Sugli edifici ci sono ancora i segni lasciati dalle pallottole e da altri proiettili. I bosniaci hanno ricostruito davvero molto, ma alcuni danni sono tuttora visibili. C’è questo stridente contrasto, perché è un paese davvero bello, in una campagna collinosa, ma ad esempio, in una vecchia parte della città dove ci fu un’esplosione, il cratere è stato riempito di asfalto rosso e sui pendii delle colline ci sono croci bianche sin dove puoi spingere l’occhio.

Le tensioni etniche esistono ancora, il paese è diviso. Non sapevo questo, prima di arrivare là e constatarlo di persona. Quando ero in Ruanda non c’era così tanta evidenza del genocidio e la gente non era propensa a parlarne. In Bosnia, le persone sono più disposte a parlare delle tensioni che persistono nel loro paese, ed ancor di più dei problemi che lo stesso fronteggia.
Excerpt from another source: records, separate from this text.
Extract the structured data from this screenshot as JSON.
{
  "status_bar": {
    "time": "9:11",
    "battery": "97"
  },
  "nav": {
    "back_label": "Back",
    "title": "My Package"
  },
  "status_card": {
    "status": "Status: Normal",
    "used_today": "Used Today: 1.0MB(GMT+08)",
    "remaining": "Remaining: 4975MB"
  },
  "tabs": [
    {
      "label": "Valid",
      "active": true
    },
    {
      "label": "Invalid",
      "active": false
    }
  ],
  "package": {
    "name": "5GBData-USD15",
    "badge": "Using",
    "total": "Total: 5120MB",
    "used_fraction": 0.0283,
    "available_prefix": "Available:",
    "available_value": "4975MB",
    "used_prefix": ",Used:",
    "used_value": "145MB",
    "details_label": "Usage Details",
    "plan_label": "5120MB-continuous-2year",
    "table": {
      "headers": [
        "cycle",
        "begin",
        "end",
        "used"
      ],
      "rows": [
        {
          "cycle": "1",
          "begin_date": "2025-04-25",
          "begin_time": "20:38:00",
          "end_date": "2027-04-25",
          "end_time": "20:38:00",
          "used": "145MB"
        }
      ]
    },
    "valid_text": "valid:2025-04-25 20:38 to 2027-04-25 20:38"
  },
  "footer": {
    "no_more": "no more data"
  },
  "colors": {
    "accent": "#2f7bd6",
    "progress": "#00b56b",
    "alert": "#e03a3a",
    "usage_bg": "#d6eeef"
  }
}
Il conflitto in Bosnia non è stato risolto bene: si è fermato, ed è tutto.

La gente probabilmente pensa che la Bosnia sia uno dei posti più tranquilli in cui noi lavoriamo, perché dalla guerra è passato abbastanza tempo. Ma ciò che è accaduto durante la guerra è ancora parte delle vite delle donne, e l’economia distrutta dalla guerra non ha avuto una ripresa sufficiente, così le donne hanno ancora un gran bisogno di aiuto.